Going off the rails: From Russia With Love
While Connery’s Bond was portrayed as enjoying the finer things in life, no audience could believe him as a secret agent unless he was capable of defending himself when required. Bond is usually involved in at least half a dozen punch-ups in each film, but few match the suspense and expert choreography of when 007 takes on an assassin while on board the Orient Express.
A shocking discovery: Goldfinger
Goldfinger is a strong contender for Connery’s best Bond simply for the sheer number of memorable moments it provides. While in Miami to keep tabs on bullion trader Auric Goldfinger, Bond seduces employee Jill Masterton. He is subsequently knocked unconscious in a hotel room by Goldfinger’s henchman Oddjob. In a genuinely shocking scene, Bond comes round only to discover Masterton has been murdered and left covered in gold paint.

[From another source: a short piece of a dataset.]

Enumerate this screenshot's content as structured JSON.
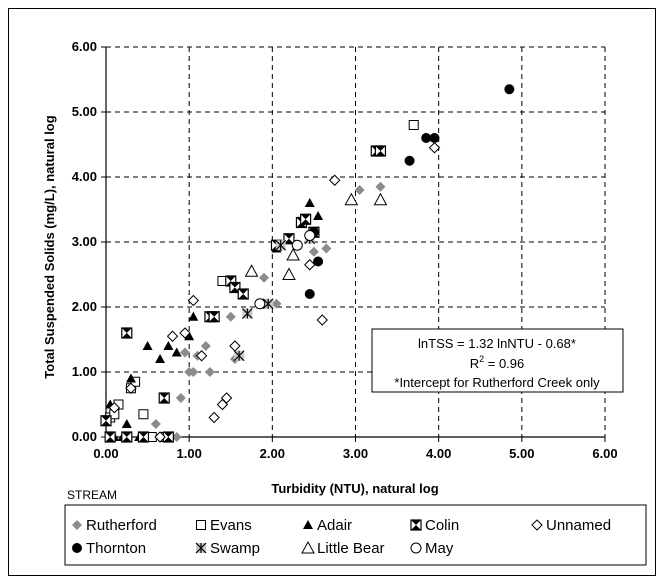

Do you expect me to talk? Goldfinger
It’s been parodied relentlessly over the years but this scene still retains some of its tension. Strapped to a cutting table, with an industrial laser inching towards him, Bond manages to keep his cool long enough to negotiate his release.
Face to face with a monster: You Only Live Twice
Another candidate for the finest Connery Bond. Having broken into the secret volcano lair of Ernst Stavro Blofeld - played with understated menace by Donald Pleasence - 007 is captured and brought to the control room to meet the supervillian. It is the first time the face of the megalomaniac is clearly seen, and even Bond is momentarily taken aback.